Il 1 marzo il comitato vinicolo del ministero delle politiche agricole ha dato il via libera alla modifica del disciplinare dell’Asti (ammesse tipologie demi-sec, secco ed extra secco).
Mentre scrivo è imminente la pubblicazione del decreto sulla Gazzetta Ufficiale.
Il nuovo prodotto, ormai in fase di produzione, è stato oggetto di una vasta sperimentazione condotta in questi ultimi due anni dal Consorzio Tutela Asti in collaborazione con il prof. Rocco Di Stefano – ex direttore della sez. chimica dell’Istituto Sperimentale di Enologia di Asti.

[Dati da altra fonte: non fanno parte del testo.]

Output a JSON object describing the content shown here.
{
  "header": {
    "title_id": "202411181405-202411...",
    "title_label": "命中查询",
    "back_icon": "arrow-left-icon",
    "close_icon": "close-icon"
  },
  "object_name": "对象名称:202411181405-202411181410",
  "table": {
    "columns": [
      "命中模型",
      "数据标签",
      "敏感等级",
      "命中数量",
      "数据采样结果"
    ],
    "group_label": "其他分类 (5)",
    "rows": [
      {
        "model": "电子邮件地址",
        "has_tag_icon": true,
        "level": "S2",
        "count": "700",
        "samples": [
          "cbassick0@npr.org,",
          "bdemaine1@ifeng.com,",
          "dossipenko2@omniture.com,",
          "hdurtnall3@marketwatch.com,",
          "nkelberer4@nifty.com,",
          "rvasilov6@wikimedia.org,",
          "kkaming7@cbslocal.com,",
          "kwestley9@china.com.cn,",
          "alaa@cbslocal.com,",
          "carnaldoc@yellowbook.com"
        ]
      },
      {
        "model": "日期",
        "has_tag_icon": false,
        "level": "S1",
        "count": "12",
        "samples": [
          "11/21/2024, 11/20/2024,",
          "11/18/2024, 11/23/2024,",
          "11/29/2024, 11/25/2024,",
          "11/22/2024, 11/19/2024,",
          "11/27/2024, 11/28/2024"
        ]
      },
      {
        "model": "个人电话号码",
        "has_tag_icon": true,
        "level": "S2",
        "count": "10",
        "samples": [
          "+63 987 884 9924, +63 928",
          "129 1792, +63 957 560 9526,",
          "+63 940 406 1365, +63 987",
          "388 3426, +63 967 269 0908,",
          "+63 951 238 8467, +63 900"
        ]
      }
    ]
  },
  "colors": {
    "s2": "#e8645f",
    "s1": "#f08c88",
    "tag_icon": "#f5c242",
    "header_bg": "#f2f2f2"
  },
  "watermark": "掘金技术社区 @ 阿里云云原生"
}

Coinvolte alcune cantine associate: Giovanni Bosca, Toso, Capetta per citarne alcune.
Si è riusciti grazie all’aiuto di preparazioni enzimatiche e di alcuni additivi a evitare la formazione in sede di rifermentazione in autoclave dei classici sapori amari. Problema storico del Moscato quando diventa secco. Mantenendo inoltre gli aromi primari a base fiorale – fruttata.
Il nuovo prodotto, che a mesi entrerà in commercio, dovrebbe avere detti parametri: alcol svolto 11,5 -12 gradi, zuccheri residui 17-22 gr x lt, acidità fissa sui 6,5 gr x lt . ph sui 3,2-3,3 e un quadro aromatico che ricorda la base terpenica della materia prima.
Un nuovo Asti con ridotto contenuto di zuccheri in grado di rispondere alle diverse esigenze di mercato, sia come aperitivo, oppure a tutto pasto. Anche per fasce di consumatori più giovani.
Continua la storia dell’Asti e del Moscato d’Asti, iniziata nel 1865.